Numerous conventional methods are available with which items of various types can be associated with each other. Conventional methods may associate items based on semantic content. However, conventional methods do not adequately scale to take advantage of the very large amounts of data that are available through the web. Furthermore, conventional methods may not adequately determine all useful semantic relationships among various items in very large collections of items.
Image annotation is an application based upon semantically associating items of various types. Known conventional methods for image annotation based on semantic relationships may not scale to very large data sets, and may not adequately determine semantic relationships to benefit from such very large data sets. Many conventional methods are based upon extracting various image features and then training independent simple classifiers, such as linear support vector machines (SVMs), for each category of images. Training independent classifiers for each category of images can be inefficient for large data sets. The performance of independent classifiers can also degrade rapidly with the number of annotations.
An alternative non-parametric conventional approach is to use K-nearest neighbor methods to select, from a training set, images that are nearest in the image feature space to a new image and to annotate the new image based upon the annotations of the nearest images. However, finding a nearest-neighbor with a high degree of accuracy may be highly inefficient when the training data set is very large.

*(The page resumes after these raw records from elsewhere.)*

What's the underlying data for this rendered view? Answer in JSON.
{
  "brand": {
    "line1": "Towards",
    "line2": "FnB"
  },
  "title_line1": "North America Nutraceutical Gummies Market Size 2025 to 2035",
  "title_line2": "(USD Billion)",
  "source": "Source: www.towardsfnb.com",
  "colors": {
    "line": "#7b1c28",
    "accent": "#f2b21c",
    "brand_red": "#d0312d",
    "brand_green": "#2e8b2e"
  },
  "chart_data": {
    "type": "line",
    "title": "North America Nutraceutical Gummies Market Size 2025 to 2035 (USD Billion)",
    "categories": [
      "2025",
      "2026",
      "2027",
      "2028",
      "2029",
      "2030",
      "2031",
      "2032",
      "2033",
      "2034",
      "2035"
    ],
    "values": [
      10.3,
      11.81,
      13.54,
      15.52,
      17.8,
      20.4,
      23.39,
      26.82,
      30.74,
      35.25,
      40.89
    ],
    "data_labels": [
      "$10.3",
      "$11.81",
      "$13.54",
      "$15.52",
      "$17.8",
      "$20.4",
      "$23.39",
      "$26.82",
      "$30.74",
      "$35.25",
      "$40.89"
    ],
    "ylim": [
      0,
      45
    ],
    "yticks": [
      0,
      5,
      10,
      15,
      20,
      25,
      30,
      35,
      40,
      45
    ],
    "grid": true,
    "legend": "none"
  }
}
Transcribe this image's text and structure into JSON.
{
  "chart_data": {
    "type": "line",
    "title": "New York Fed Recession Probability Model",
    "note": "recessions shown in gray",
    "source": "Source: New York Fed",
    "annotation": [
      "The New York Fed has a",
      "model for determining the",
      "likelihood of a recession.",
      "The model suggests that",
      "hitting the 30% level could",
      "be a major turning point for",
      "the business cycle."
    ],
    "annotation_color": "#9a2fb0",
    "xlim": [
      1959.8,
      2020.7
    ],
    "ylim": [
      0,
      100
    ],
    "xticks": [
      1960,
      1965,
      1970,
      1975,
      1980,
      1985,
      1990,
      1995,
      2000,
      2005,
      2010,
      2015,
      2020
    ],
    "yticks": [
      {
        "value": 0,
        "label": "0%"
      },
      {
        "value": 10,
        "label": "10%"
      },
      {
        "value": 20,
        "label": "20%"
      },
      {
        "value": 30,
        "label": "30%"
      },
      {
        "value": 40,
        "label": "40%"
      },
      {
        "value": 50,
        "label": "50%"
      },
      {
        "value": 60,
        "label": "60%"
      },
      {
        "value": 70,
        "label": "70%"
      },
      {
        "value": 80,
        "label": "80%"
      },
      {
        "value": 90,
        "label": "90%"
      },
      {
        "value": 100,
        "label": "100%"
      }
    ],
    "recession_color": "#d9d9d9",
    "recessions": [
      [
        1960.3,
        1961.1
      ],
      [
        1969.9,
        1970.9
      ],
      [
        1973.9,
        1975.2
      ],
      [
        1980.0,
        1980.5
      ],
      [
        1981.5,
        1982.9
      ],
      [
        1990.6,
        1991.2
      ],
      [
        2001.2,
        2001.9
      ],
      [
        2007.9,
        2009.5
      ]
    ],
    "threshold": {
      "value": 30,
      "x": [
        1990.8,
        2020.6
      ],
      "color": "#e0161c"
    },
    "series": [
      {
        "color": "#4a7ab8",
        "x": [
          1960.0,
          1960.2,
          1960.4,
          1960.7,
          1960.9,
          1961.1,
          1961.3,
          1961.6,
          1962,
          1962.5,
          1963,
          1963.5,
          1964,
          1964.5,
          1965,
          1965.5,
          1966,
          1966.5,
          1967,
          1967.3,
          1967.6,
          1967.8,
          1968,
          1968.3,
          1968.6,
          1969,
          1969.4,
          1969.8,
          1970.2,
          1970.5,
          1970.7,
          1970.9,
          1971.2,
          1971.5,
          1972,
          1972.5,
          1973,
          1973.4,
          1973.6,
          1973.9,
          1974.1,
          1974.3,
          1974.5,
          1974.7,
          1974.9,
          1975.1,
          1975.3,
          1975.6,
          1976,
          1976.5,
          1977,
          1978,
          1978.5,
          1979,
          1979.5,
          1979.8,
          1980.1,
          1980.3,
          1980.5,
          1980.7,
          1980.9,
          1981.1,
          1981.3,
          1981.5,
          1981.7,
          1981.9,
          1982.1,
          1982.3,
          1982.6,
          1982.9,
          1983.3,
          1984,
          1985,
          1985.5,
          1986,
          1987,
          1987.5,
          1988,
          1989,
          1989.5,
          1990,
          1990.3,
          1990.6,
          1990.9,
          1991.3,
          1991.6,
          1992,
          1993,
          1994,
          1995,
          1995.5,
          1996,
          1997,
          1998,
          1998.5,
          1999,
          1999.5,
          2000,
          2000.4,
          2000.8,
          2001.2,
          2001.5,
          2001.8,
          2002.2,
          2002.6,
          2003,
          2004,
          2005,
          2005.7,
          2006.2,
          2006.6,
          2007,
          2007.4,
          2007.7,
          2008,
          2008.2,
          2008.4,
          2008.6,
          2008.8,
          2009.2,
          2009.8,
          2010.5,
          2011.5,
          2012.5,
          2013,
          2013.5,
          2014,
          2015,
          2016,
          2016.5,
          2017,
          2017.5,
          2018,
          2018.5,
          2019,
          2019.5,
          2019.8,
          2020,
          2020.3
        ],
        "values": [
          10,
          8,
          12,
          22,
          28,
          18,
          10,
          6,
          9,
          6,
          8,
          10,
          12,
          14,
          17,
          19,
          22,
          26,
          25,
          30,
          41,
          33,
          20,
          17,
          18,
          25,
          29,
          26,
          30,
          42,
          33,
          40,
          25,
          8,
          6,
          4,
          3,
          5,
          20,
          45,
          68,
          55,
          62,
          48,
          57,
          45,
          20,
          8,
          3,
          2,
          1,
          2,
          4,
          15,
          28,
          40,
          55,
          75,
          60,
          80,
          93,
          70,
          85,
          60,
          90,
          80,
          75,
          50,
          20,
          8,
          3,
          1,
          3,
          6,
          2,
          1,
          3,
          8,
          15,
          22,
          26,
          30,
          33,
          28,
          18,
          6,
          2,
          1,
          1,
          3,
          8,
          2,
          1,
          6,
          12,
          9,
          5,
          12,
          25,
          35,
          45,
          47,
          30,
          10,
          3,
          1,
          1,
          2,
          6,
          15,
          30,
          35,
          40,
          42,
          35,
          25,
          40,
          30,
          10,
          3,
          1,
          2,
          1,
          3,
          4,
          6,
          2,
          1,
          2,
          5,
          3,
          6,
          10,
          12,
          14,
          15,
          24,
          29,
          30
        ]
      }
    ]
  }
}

Other conventional approaches include concatenating image features and associated text labels for each training image, and then probabilistically relating new images to the training images. Some conventional approaches cluster pre-annotated training images based on image features, and then determine an annotation for a new image based on a similarity between features of the new image and one or more of the clusters of training images. For example, the annotation for the new image may be an annotation from the closest cluster of training images. Creating new image annotations based primarily on manually annotated images may not scale to very large data sets. Also, probabilistic approaches can be highly inefficient for large data sets, for example, because of having to re-calibrate the probabilities of numerous other relationships when a probability of one relationship is changed.